直観の枷

豊科奈義

直観の枷

「なぁ、野島。ここの答え教えてくれよ」


 学校の昼休み、一人の男子生徒が野島に近づいた。名前を山田。山田はあまり頭が良くないため課題が一向に終わる気配がしないのだ。実際、山田の持っているプリントは空欄だらけである。

 野島は山田が聞きに来ることがわかっていたかのように、予め机上においてあったプリントを山田の方へ差し出した。


「おお、野島ありがと。ちょっくら借りるわ」


 そう言って山田はプリントを受け取ると自分の机へと戻っていった。


「はぁ……」


 嬉々としている山田とは対称的に、野島の顔色は悪く机に顔を突っ伏していた。


「それにしても、野島ってすごいよな。だって、いっつも答え見せてもらいに行くと既に机の上にあるんだもん」


 プリントを見せてもらった山田が周囲の生徒に対して、野島を称賛する。野島が見せてもらいに行き過ぎだという意見もあるが、概ね山田の意見に賛同する意見がほとんどだった。

 野島が解答を書き写し、返却しに野島の元までやってきた。


「野島、ありがとうな」


 山田から返されたプリントを受け取ると、野島は山田に話しかけた。


「なあ、野島。前世って信じるか?」


 唐突な問いにすぐに答えられず、考える野島。数秒経過した後、野島は頭が悪いなりに解を出した。

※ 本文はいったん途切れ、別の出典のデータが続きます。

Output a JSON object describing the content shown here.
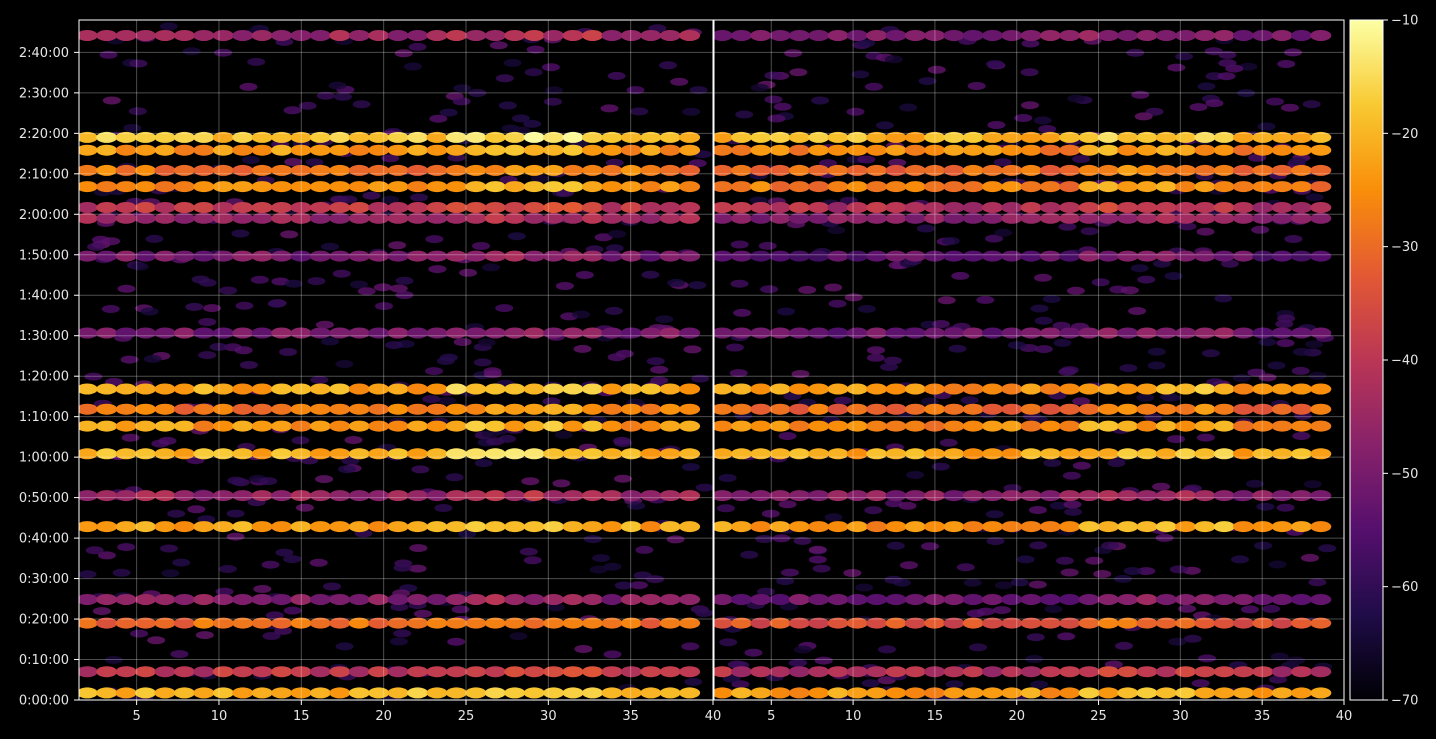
{
  "chart_data": [
    {
      "type": "heatmap",
      "title": "",
      "xlabel": "",
      "ylabel": "",
      "x_range": [
        1.5,
        40
      ],
      "y_range_seconds": [
        0,
        10080
      ],
      "x_ticks": [
        "5",
        "10",
        "15",
        "20",
        "25",
        "30",
        "35",
        "40"
      ],
      "y_ticks": [
        "0:00:00",
        "0:10:00",
        "0:20:00",
        "0:30:00",
        "0:40:00",
        "0:50:00",
        "1:00:00",
        "1:10:00",
        "1:20:00",
        "1:30:00",
        "1:40:00",
        "1:50:00",
        "2:00:00",
        "2:10:00",
        "2:20:00",
        "2:30:00",
        "2:40:00"
      ],
      "grid": true,
      "bands": [
        {
          "time": "0:01:45",
          "level": -20
        },
        {
          "time": "0:07:00",
          "level": -40
        },
        {
          "time": "0:19:00",
          "level": -30
        },
        {
          "time": "0:24:50",
          "level": -48
        },
        {
          "time": "0:42:50",
          "level": -22
        },
        {
          "time": "0:50:30",
          "level": -45
        },
        {
          "time": "1:00:50",
          "level": -20
        },
        {
          "time": "1:07:40",
          "level": -24
        },
        {
          "time": "1:11:50",
          "level": -28
        },
        {
          "time": "1:16:50",
          "level": -22
        },
        {
          "time": "1:30:40",
          "level": -50
        },
        {
          "time": "1:49:40",
          "level": -50
        },
        {
          "time": "1:59:00",
          "level": -45
        },
        {
          "time": "2:01:40",
          "level": -40
        },
        {
          "time": "2:06:50",
          "level": -25
        },
        {
          "time": "2:10:50",
          "level": -28
        },
        {
          "time": "2:15:50",
          "level": -24
        },
        {
          "time": "2:19:00",
          "level": -18
        },
        {
          "time": "2:44:10",
          "level": -45
        }
      ]
    },
    {
      "type": "heatmap",
      "title": "",
      "xlabel": "",
      "ylabel": "",
      "x_range": [
        1.5,
        40
      ],
      "y_range_seconds": [
        0,
        10080
      ],
      "x_ticks": [
        "5",
        "10",
        "15",
        "20",
        "25",
        "30",
        "35",
        "40"
      ],
      "grid": true,
      "bands": [
        {
          "time": "0:01:45",
          "level": -24
        },
        {
          "time": "0:07:00",
          "level": -42
        },
        {
          "time": "0:19:00",
          "level": -34
        },
        {
          "time": "0:24:50",
          "level": -52
        },
        {
          "time": "0:42:50",
          "level": -24
        },
        {
          "time": "0:50:30",
          "level": -48
        },
        {
          "time": "1:00:50",
          "level": -22
        },
        {
          "time": "1:07:40",
          "level": -26
        },
        {
          "time": "1:11:50",
          "level": -30
        },
        {
          "time": "1:16:50",
          "level": -24
        },
        {
          "time": "1:30:40",
          "level": -52
        },
        {
          "time": "1:49:40",
          "level": -54
        },
        {
          "time": "1:59:00",
          "level": -48
        },
        {
          "time": "2:01:40",
          "level": -42
        },
        {
          "time": "2:06:50",
          "level": -27
        },
        {
          "time": "2:10:50",
          "level": -30
        },
        {
          "time": "2:15:50",
          "level": -26
        },
        {
          "time": "2:19:00",
          "level": -20
        },
        {
          "time": "2:44:10",
          "level": -50
        }
      ]
    }
  ],
  "colorbar": {
    "colormap": "inferno",
    "range": [
      -70,
      -10
    ],
    "ticks": [
      "−10",
      "−20",
      "−30",
      "−40",
      "−50",
      "−60",
      "−70"
    ]
  }
}
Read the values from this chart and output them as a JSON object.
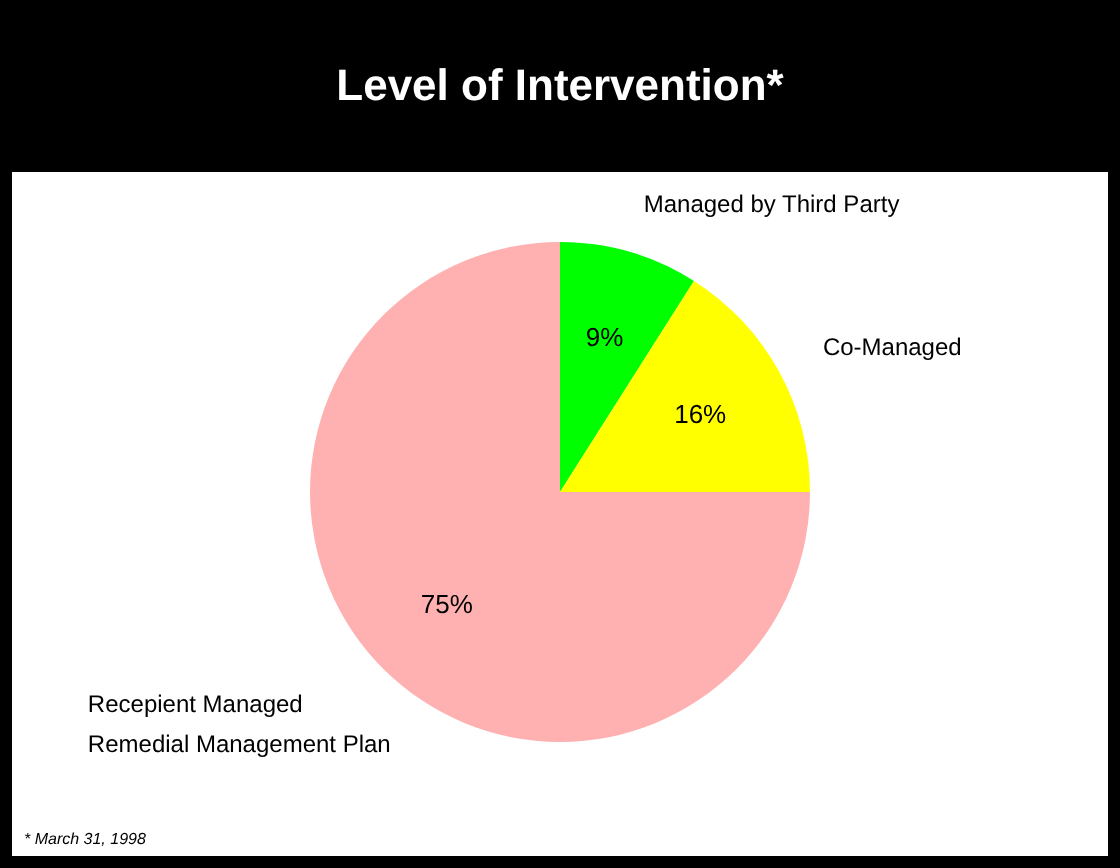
{
  "chart_data": {
    "type": "pie",
    "title": "Level of Intervention*",
    "categories": [
      "Managed by Third Party",
      "Co-Managed",
      "Recepient Managed Remedial Management Plan"
    ],
    "values": [
      9,
      16,
      75
    ],
    "value_labels": [
      "9%",
      "16%",
      "75%"
    ],
    "colors": [
      "#00ff00",
      "#ffff00",
      "#ffb0b0"
    ],
    "legend": false,
    "annotations": [
      "* March 31, 1998"
    ]
  }
}
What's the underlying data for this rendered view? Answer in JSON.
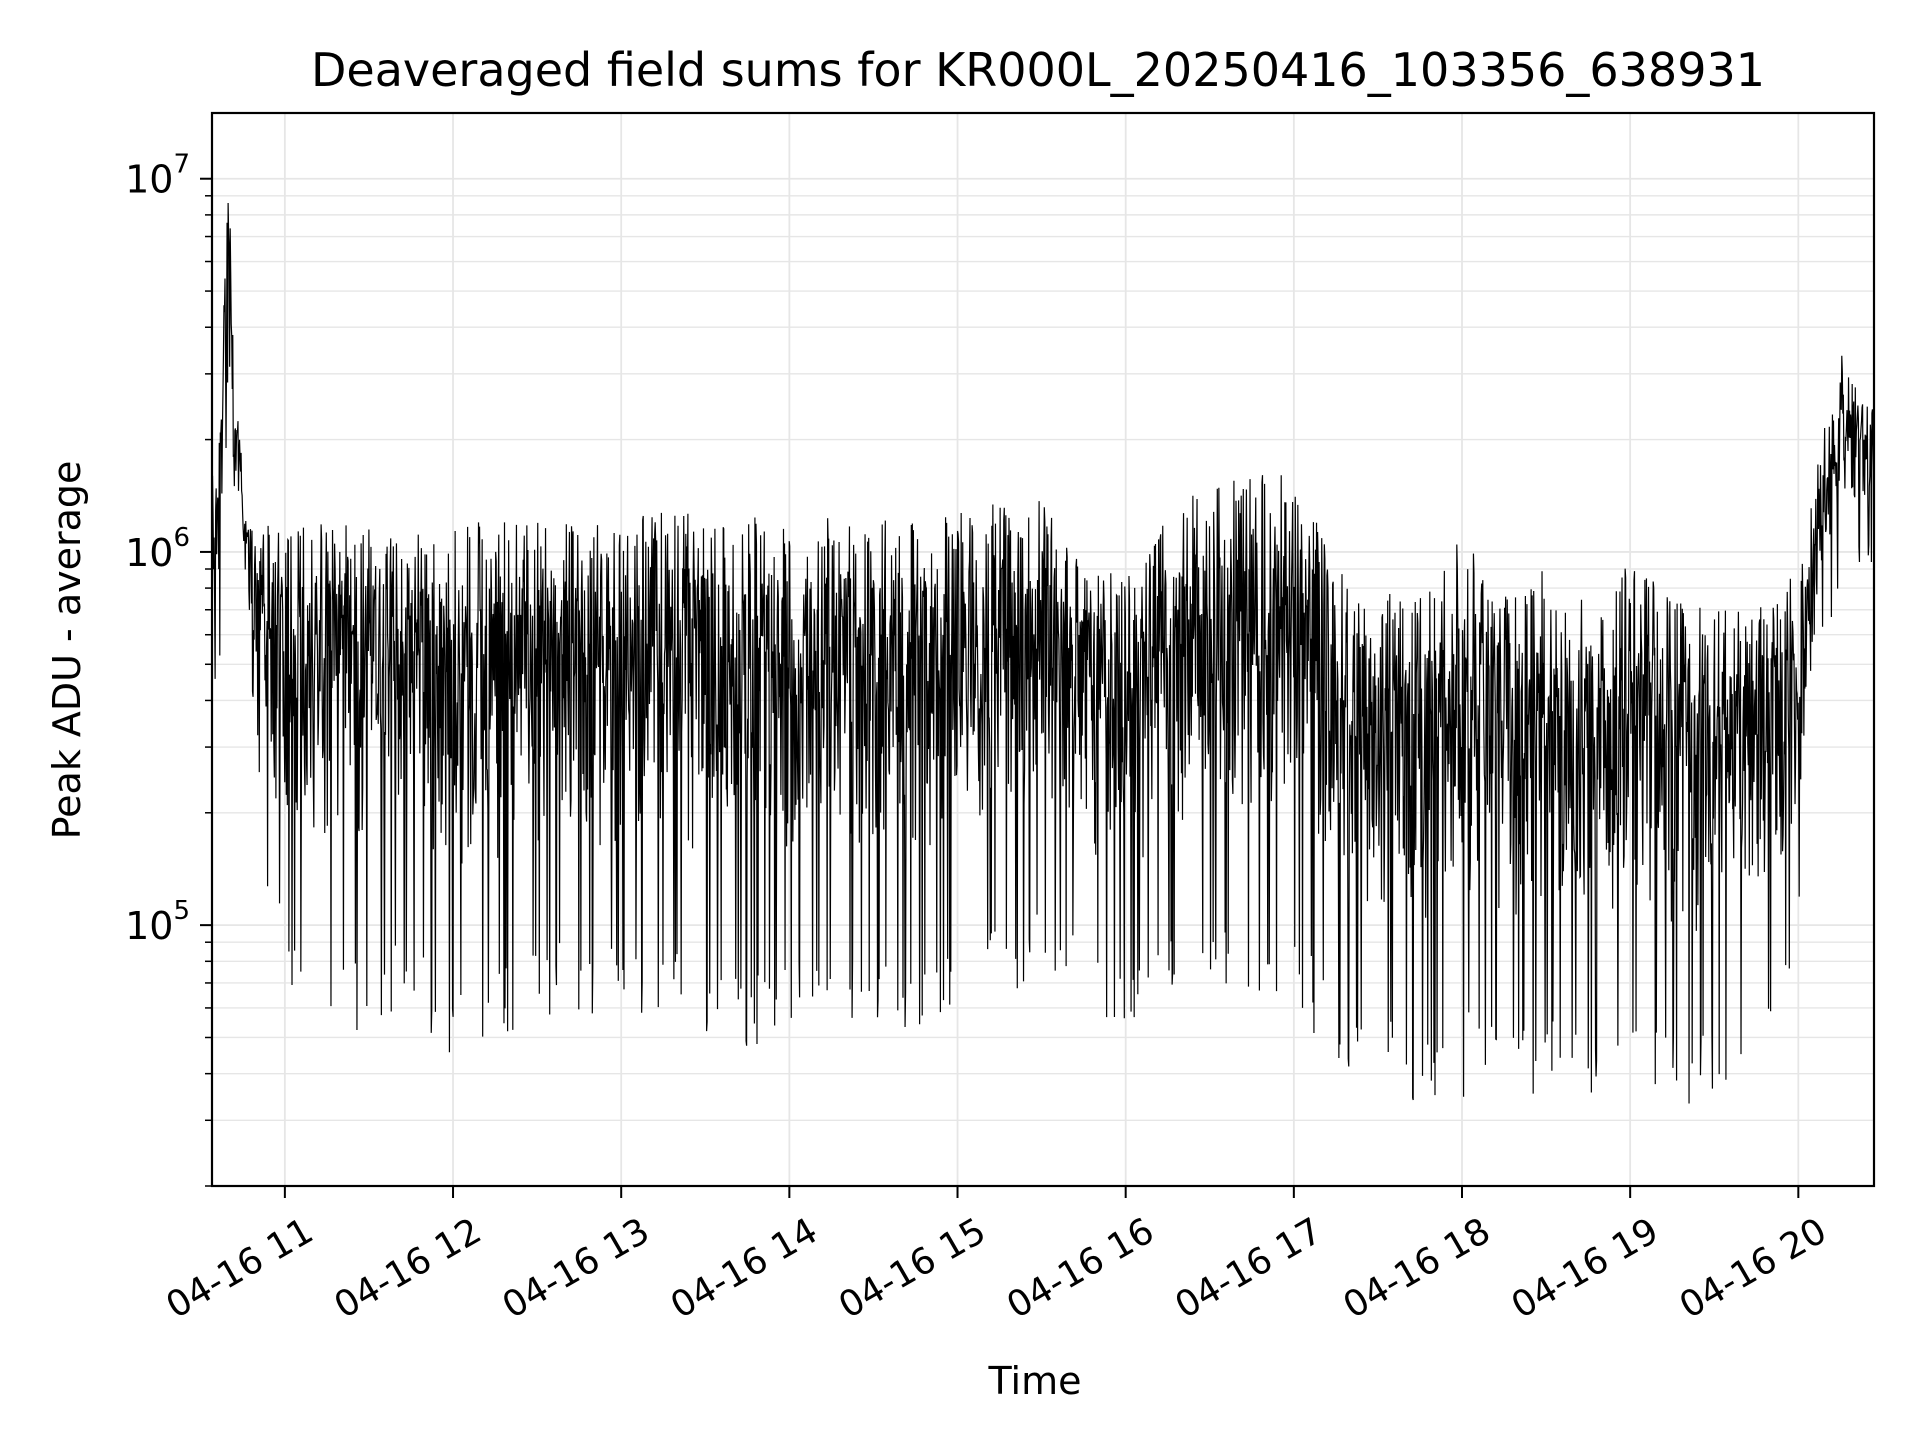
{
  "chart_data": {
    "type": "line",
    "title": "Deaveraged field sums for KR000L_20250416_103356_638931",
    "xlabel": "Time",
    "ylabel": "Peak ADU - average",
    "yscale": "log",
    "ylim": [
      20000,
      15000000
    ],
    "xlim": [
      "2025-04-16 10:34",
      "2025-04-16 20:27"
    ],
    "grid": true,
    "colors": {
      "line": "#000000",
      "grid": "#e6e6e6",
      "axes": "#000000"
    },
    "x_ticks": [
      {
        "value": "2025-04-16 11:00",
        "label": "04-16 11"
      },
      {
        "value": "2025-04-16 12:00",
        "label": "04-16 12"
      },
      {
        "value": "2025-04-16 13:00",
        "label": "04-16 13"
      },
      {
        "value": "2025-04-16 14:00",
        "label": "04-16 14"
      },
      {
        "value": "2025-04-16 15:00",
        "label": "04-16 15"
      },
      {
        "value": "2025-04-16 16:00",
        "label": "04-16 16"
      },
      {
        "value": "2025-04-16 17:00",
        "label": "04-16 17"
      },
      {
        "value": "2025-04-16 18:00",
        "label": "04-16 18"
      },
      {
        "value": "2025-04-16 19:00",
        "label": "04-16 19"
      },
      {
        "value": "2025-04-16 20:00",
        "label": "04-16 20"
      }
    ],
    "y_ticks": [
      {
        "value": 100000,
        "base": "10",
        "exp": "5"
      },
      {
        "value": 1000000,
        "base": "10",
        "exp": "6"
      },
      {
        "value": 10000000,
        "base": "10",
        "exp": "7"
      }
    ],
    "series": [
      {
        "x": [
          "2025-04-16 10:34",
          "2025-04-16 10:36",
          "2025-04-16 10:38",
          "2025-04-16 10:40",
          "2025-04-16 10:42",
          "2025-04-16 10:44",
          "2025-04-16 10:46",
          "2025-04-16 10:48",
          "2025-04-16 10:50",
          "2025-04-16 10:54",
          "2025-04-16 10:58",
          "2025-04-16 11:05",
          "2025-04-16 11:15",
          "2025-04-16 11:30",
          "2025-04-16 11:45",
          "2025-04-16 12:00",
          "2025-04-16 12:15",
          "2025-04-16 12:30",
          "2025-04-16 12:45",
          "2025-04-16 13:00",
          "2025-04-16 13:15",
          "2025-04-16 13:30",
          "2025-04-16 13:45",
          "2025-04-16 14:00",
          "2025-04-16 14:15",
          "2025-04-16 14:30",
          "2025-04-16 14:45",
          "2025-04-16 15:00",
          "2025-04-16 15:15",
          "2025-04-16 15:30",
          "2025-04-16 15:45",
          "2025-04-16 16:00",
          "2025-04-16 16:15",
          "2025-04-16 16:30",
          "2025-04-16 16:45",
          "2025-04-16 17:00",
          "2025-04-16 17:15",
          "2025-04-16 17:30",
          "2025-04-16 17:45",
          "2025-04-16 18:00",
          "2025-04-16 18:15",
          "2025-04-16 18:30",
          "2025-04-16 18:45",
          "2025-04-16 19:00",
          "2025-04-16 19:15",
          "2025-04-16 19:30",
          "2025-04-16 19:45",
          "2025-04-16 20:00",
          "2025-04-16 20:08",
          "2025-04-16 20:15",
          "2025-04-16 20:22",
          "2025-04-16 20:27"
        ],
        "high": [
          1700000,
          1800000,
          4500000,
          10500000,
          2600000,
          2300000,
          1400000,
          1200000,
          1200000,
          1300000,
          1250000,
          1200000,
          1300000,
          1150000,
          1100000,
          1250000,
          1200000,
          1250000,
          1200000,
          1200000,
          1300000,
          1250000,
          1250000,
          1200000,
          1250000,
          1200000,
          1250000,
          1300000,
          1350000,
          1400000,
          950000,
          850000,
          1300000,
          1500000,
          1600000,
          1700000,
          900000,
          800000,
          750000,
          1100000,
          800000,
          900000,
          800000,
          950000,
          750000,
          700000,
          700000,
          900000,
          2000000,
          3500000,
          2600000,
          2400000
        ],
        "low": [
          350000,
          400000,
          600000,
          800000,
          900000,
          800000,
          500000,
          450000,
          300000,
          100000,
          75000,
          60000,
          45000,
          50000,
          55000,
          40000,
          45000,
          50000,
          55000,
          50000,
          55000,
          45000,
          40000,
          45000,
          55000,
          50000,
          45000,
          55000,
          60000,
          65000,
          55000,
          45000,
          60000,
          65000,
          60000,
          55000,
          40000,
          35000,
          30000,
          32000,
          35000,
          32000,
          30000,
          32000,
          30000,
          32000,
          35000,
          80000,
          500000,
          800000,
          900000,
          900000
        ]
      }
    ]
  }
}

「俺は今まで見たことがない。だからわからない。でも、一人でも前世の記憶があるって言うなら俺は信じるよ。それじゃ」


 山田は去っていった。山田からしてみれば、血液型占いって信じるかどうか程度の話だと思ったのだろう。考えたとはいえ、そこまで思い悩むことはなく軽く答えられた。

 だが、野島の顔は一切変わらなかった。



 クラスメイトが部活か帰路についた頃、山田はトイレへにいた。


「……ふぅ」


 小便器めがけて用事を済ませ、ふと窓を見る。


「ん? 野島?」


 山田が窓越しに見たのは、屋上にいる野島だった。はっきりとは見えず、何をしようとしているのかはわからない。だが何やら不穏な空気を感じた。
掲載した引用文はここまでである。